Auch die Zahl der vom UNHCR geschätzten Flüchtlinge aus der 
Zentralafrikanischen Republik dürfte mit 412.000 noch zu niedrig 
angesetzt sein, nachdem dort große Teile der muslimischen Bevölkerung 
seit 2013 vertrieben wurden. Viele von diesen kamen jedoch in den 
Nachbarstaaten Tschad und Kamerun unter, wo sie Familienangehörige 
hatten oder deren Staatsangehörigkeit sie bereits besaßen. Obwohl selbst 
nach den Zahlen des UNHCR die Zentralafrikanische Republik auf Platz 
acht der Herkunftsstaaten rangiert, aus denen die meisten Flüchtlinge 
stammen, spielen diese etwa in Europa kaum eine Rolle. Selbst der Krieg 
in der Ukraine tangiert die EU-Staaten wenig, weil der Großteil der 
Flüchtlinge von hier (über eine Viertel Million im Jahr 2014) in die 
russische Föderation auswandert. Dort waren 2012 gerade mal 3.400 
Menschen als Flüchtlinge registriert,[8] während hunderttausende aus den 
autoritär regierten Staaten Zentralasiens als Arbeitsmigrant_innen in 
Russland leben. Ähnliches zeigt sich für Menschen aus den 
gewaltgeprägten Provinzen Pakistans in den Golfmonarchien.

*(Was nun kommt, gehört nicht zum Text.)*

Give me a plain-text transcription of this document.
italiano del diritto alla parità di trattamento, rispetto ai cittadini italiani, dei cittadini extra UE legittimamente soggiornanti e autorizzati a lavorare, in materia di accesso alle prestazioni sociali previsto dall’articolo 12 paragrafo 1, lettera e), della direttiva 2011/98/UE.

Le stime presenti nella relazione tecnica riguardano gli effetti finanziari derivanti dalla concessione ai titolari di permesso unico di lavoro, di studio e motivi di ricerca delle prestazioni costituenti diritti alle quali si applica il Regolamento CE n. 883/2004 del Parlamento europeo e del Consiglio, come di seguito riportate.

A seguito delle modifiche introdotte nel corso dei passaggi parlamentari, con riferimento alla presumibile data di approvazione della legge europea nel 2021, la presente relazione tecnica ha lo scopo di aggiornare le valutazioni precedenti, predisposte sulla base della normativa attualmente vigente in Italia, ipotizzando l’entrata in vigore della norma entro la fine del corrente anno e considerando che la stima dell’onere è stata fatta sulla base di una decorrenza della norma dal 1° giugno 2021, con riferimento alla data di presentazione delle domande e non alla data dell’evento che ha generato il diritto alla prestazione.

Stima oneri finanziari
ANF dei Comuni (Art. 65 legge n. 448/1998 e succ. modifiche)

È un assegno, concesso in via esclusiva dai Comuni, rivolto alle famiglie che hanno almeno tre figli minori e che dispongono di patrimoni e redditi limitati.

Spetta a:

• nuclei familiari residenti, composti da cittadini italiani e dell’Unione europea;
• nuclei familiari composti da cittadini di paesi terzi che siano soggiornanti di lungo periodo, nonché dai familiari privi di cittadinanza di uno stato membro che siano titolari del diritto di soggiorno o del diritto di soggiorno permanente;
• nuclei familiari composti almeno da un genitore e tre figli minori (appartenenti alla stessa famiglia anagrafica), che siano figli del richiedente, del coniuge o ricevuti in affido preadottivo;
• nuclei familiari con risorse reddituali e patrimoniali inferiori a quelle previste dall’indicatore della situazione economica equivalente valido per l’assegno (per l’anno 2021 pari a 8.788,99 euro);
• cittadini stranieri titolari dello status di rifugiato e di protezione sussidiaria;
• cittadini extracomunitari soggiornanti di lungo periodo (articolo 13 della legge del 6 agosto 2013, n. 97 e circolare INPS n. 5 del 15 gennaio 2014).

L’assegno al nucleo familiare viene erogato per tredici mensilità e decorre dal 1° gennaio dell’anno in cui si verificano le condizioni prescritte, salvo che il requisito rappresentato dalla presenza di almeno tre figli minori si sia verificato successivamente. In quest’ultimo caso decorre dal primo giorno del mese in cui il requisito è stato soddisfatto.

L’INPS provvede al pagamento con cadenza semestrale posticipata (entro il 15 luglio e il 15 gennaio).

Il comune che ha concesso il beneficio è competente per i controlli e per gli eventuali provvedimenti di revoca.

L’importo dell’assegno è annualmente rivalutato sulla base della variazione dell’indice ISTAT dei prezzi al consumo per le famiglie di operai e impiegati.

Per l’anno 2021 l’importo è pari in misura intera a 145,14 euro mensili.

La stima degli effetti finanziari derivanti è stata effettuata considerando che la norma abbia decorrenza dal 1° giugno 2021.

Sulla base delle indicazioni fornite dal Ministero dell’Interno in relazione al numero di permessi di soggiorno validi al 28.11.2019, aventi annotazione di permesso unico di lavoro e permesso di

Menschen aus 
Sri Lanka, das bereits seit über zehn Jahren ebenfalls als eines der 
Hauptherkunftsländer anerkannter Flüchtlinge gilt und wo die Zahl der 
Binnenvertriebenen aktuell auf 30.000 geschätzt wird, arbeiten häufig 
etwa in Italien in der Altenpflege oder im Libanon als Haushaltshilfen 
(für die sich dort mittlerweile insgesamt der Begriff der „Srilankiye“ 
als Bezeichnung etabliert hat).

Obwohl also bereits die 60 Mio. vom UNHCR geschätzten Flüchtlinge 
weltweit die aktuelle „Flüchtlingskrise“ in Europa zur Randerscheinung 
machen, erfassen sie bei weitem nicht alle, die vor physischer Gewalt 
und v.a. nicht jene, die vor struktureller Gewalt, Hunger, Armut und 
Perspektivlosigkeit fliehen. Durch zahlreiche Beispiele wurde gezeigt, 
dass nicht nur die einzelstaatlichen Statistiken zum Asyl, sondern auch 
diejenigen des UNHCR unvollständig sind und v.a. von regionalen 
Grenzregimen und nationalen Definitionen und Rechtsprechungen verzerrt 
werden. Deshalb ist es womöglich sinnvoller, anstatt der Flüchtlinge als 
politisch definierte Teilmenge der Migrationsbewegungen die 
internationale Migration insgesamt in den Blick zu nehmen. Nach Angaben 
der UN ist die Zahl jener, die dauerhaft in einem Land leben, in dem sie 
nicht geboren sind oder dessen Staatsbürgerschaft sie nicht besitzen, in 
den letzten fünf Jahren von 222 Mio. (2010) auf 244 Mio. (2015) und seit 
dem Jahr 2000 um 41% gestiegen.[9]

Exit, Voice and Loyality

Bereits in den 1970er Jahren entstand eine Theorie der Migration, welche 
ohne Unterscheidung der Migrationsentscheidungen und Fluchtursachen nach 
physischer und struktureller Gewalt auskommt. Durch kleinere 
Modifikationen ermöglicht sie auch, Migrationen in ihrer Vielfältigkeit 
nicht nur mit Waffenexporten und direkten militärischen Interventionen, 
sondern mit der Geopolitik als Ganzes in ein Verhältnis zu setzten. Das 
Modell stammt von Alfred O. Hirschmann und wurde zunächst entwickelt, um 
die Bindung von Kunden an Unternehmen zu beschreiben. Seine zentralen 
Begriffe sind: Loyality, Exit und Voice.[10]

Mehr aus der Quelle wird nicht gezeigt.